Most credit card companies are not willing to negotiate on an outstanding balance if they feel like there is no threat to their incoming revenue. They would rather have you pay the monthly minimum due every month because that is their primary moneymaker. Although laws have been passed to help people get out of debt without ruining your credit, sometimes the damage has already been done.
That was the case with Joe. His foreclosure had dropped his credit score by 160 points. He wasn’t going to get any new credit soon. Therefore he decided to take option 3: to stop paying on his credit cards altogether. Then, at the 90 day mark, he contacted his credit card lenders to negotiate his balances. All of them were willing to settle the debt because it was past due and his out of work circumstances made him a high risk. Out of the $25k Joe owed, he ended up paying $7,900 in total to pay off the bill.
Here’s the best part: all but one of the lenders let him make this settlement payment in monthly installments over the course of 6 months.
Credit card debt is an unsecured debt, so if your income qualifies for a Chapter 7 filing, that is always an option as well. That’s the 7 year option, however, because that will stay on your credit for some time and even make it difficult to get an apartment to rent in some communities. Bankruptcy doesn’t help with certain types of debt either, like your student loans.
How Do You Control the Rest of Your Debt?

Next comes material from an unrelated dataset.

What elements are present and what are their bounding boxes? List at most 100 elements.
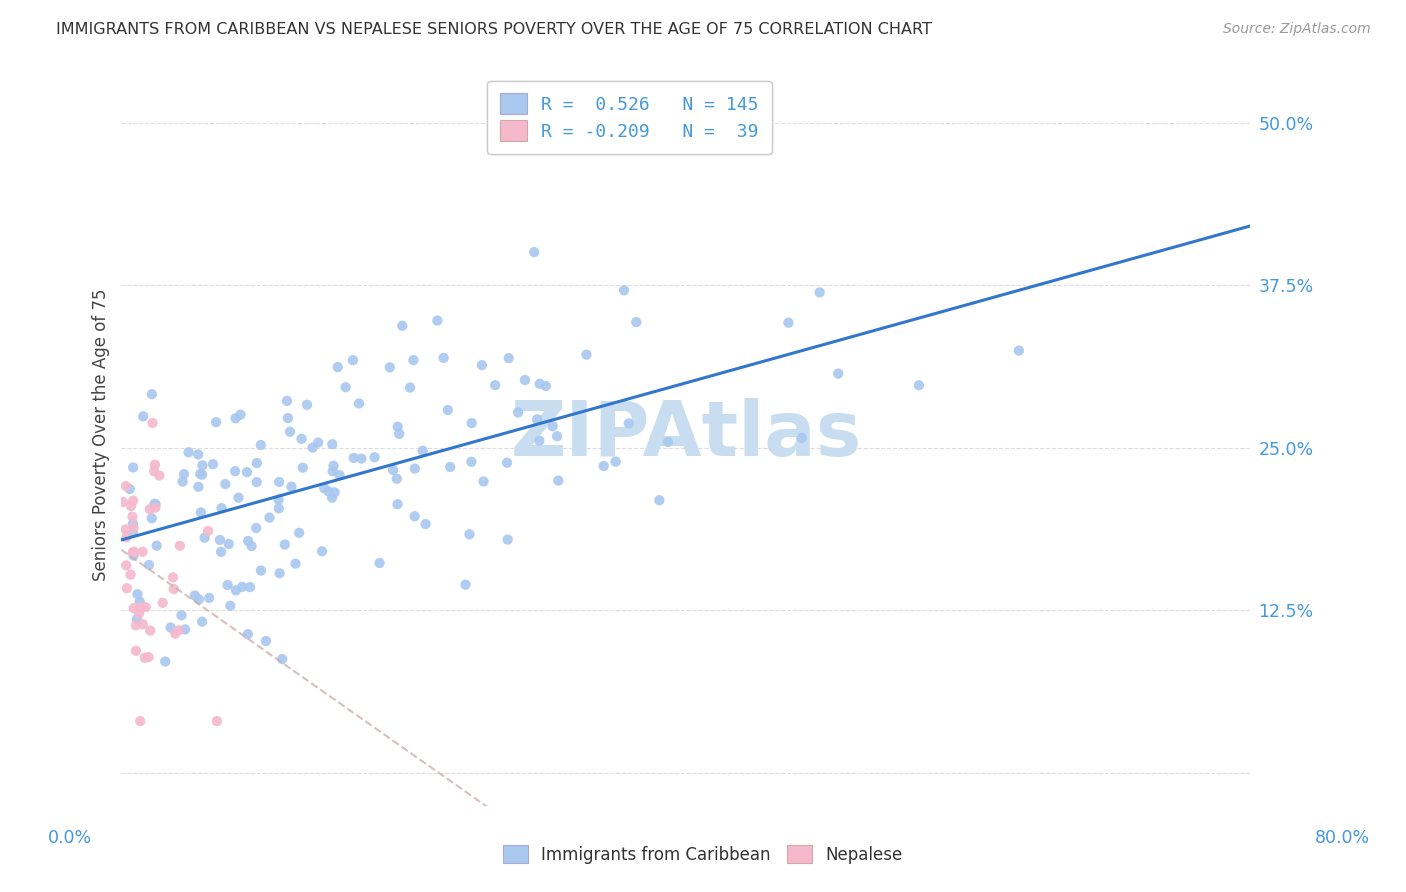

The best way to control debt is to use what is called the “snowball” method. If you dropped a snowball at the top of Mount Everest and it rolled all the way down, how big would it be by the time it reached base camp. It would be enormous! The same is true with debt. Focus as many resources as you can on your smallest debt without letting other debts go past due unless you’re doing what Joe did with his credit cards. As each one gets paid off, take those resources and go to the next debt. Then the next debt.
And then pretty soon, you’re putting a tremendous amount of resources towards your largest and last debt of all. That’s a good feeling right there because it means that you’re almost out of debt!

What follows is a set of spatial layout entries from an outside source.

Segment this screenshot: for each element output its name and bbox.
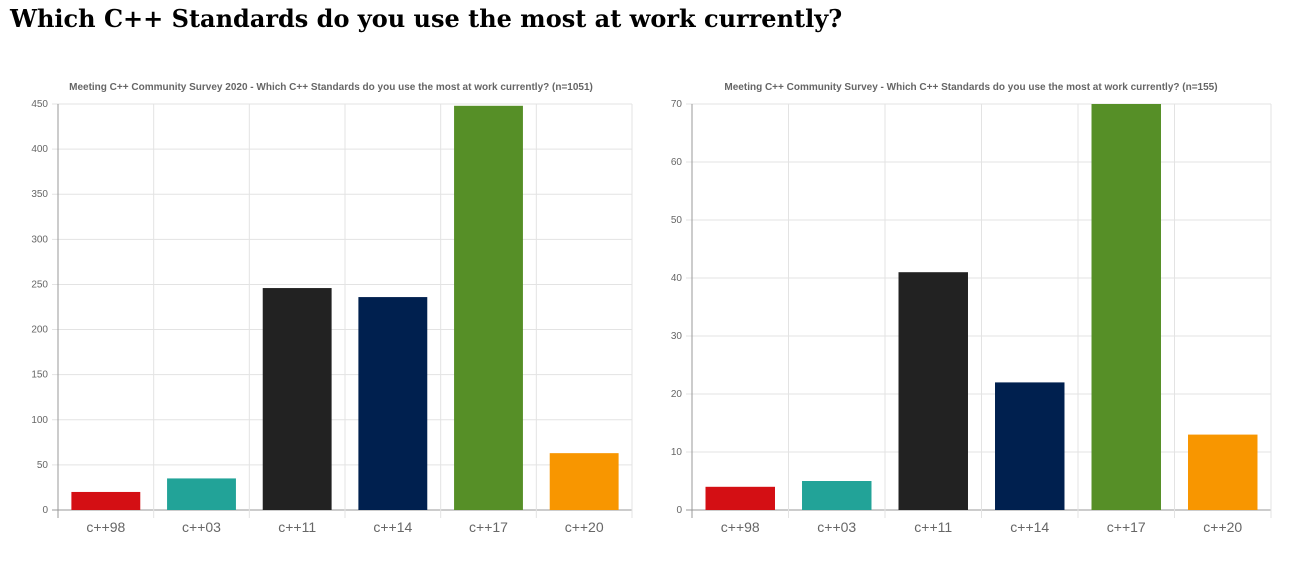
y-tick-label: 40 — [671, 273, 683, 284]
x-tick-label: c++03 — [817, 519, 856, 535]
y-tick-label: 50 — [671, 215, 683, 226]
y-tick-label: 50 — [37, 460, 49, 471]
x-tick-label: c++11 — [278, 519, 316, 535]
bar-cpp11 — [262, 288, 332, 510]
x-tick-label: c++98 — [721, 519, 760, 535]
bar-cpp17 — [454, 105, 523, 510]
y-tick-label: 0 — [42, 505, 48, 516]
chart-title: Meeting C++ Community Survey - Which C++… — [724, 82, 1217, 93]
bar-cpp17 — [1091, 104, 1161, 510]
x-tick-label: c++14 — [1010, 519, 1049, 535]
y-tick-label: 10 — [671, 447, 683, 458]
y-tick-label: 60 — [671, 157, 683, 168]
y-tick-label: 100 — [31, 415, 48, 426]
x-tick-label: c++98 — [86, 519, 125, 535]
bar-cpp03 — [167, 478, 236, 510]
bar-cpp14 — [995, 382, 1065, 510]
y-tick-label: 250 — [31, 279, 48, 290]
page-title: Which C++ Standards do you use the most … — [10, 4, 843, 33]
x-tick-label: c++20 — [1203, 519, 1242, 535]
bar-cpp03 — [802, 481, 872, 510]
y-tick-label: 70 — [671, 99, 683, 110]
chart-title: Meeting C++ Community Survey 2020 - Whic… — [69, 82, 593, 93]
y-tick-label: 150 — [31, 370, 48, 381]
bar-cpp11 — [898, 272, 968, 510]
y-tick-label: 0 — [676, 505, 682, 516]
bar-cpp20 — [1188, 434, 1258, 510]
x-tick-label: c++14 — [373, 519, 412, 535]
x-tick-label: c++11 — [914, 519, 952, 535]
bar-cpp14 — [358, 297, 428, 510]
bar-cpp20 — [549, 453, 619, 510]
x-tick-label: c++17 — [469, 519, 508, 535]
bar-cpp98 — [71, 491, 141, 510]
x-tick-label: c++03 — [182, 519, 221, 535]
y-tick-label: 450 — [31, 99, 48, 110]
x-tick-label: c++20 — [565, 519, 604, 535]
y-tick-label: 20 — [671, 389, 683, 400]
y-tick-label: 30 — [671, 331, 683, 342]
y-tick-label: 350 — [31, 189, 48, 200]
y-tick-label: 300 — [31, 234, 48, 245]
y-tick-label: 200 — [31, 325, 48, 336]
x-tick-label: c++17 — [1107, 519, 1146, 535]
y-tick-label: 400 — [31, 144, 48, 155]
bar-cpp98 — [705, 486, 775, 510]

As you are doing this, take a good look at your secured debts – like those student loans. Many of them have repayment programs that will let you reduce or even eliminate the monthly payment that is due for some time. This creates a positive score on your credit report and gives you more resources to pay down other debts!
And that brings us back to the budget. You can’t manage these debts or create a repayment snowball unless you know what your expenses are compared to the income you’ve got coming in. Chart everything. Food expenses, gas, travel, internet, cable… everything. Eliminate things you don’t need. Look to freelancing websites like Fiverr or Elance to turn hobbies into cash generators if need be.
Just don’t settle for the idea that this is the way life is supposed to be. That’s the most dangerous trap of all because that creates procrastination and procrastination creates more debt.
It really is possible to be like Joe and learn how to become debt free and financially independent, even if you are mired up to your eyeballs in debt right now. Get your budget going, create a strong plan, stick to that plan consistently, and you’ll be out of debt more quickly than you ever thought possible!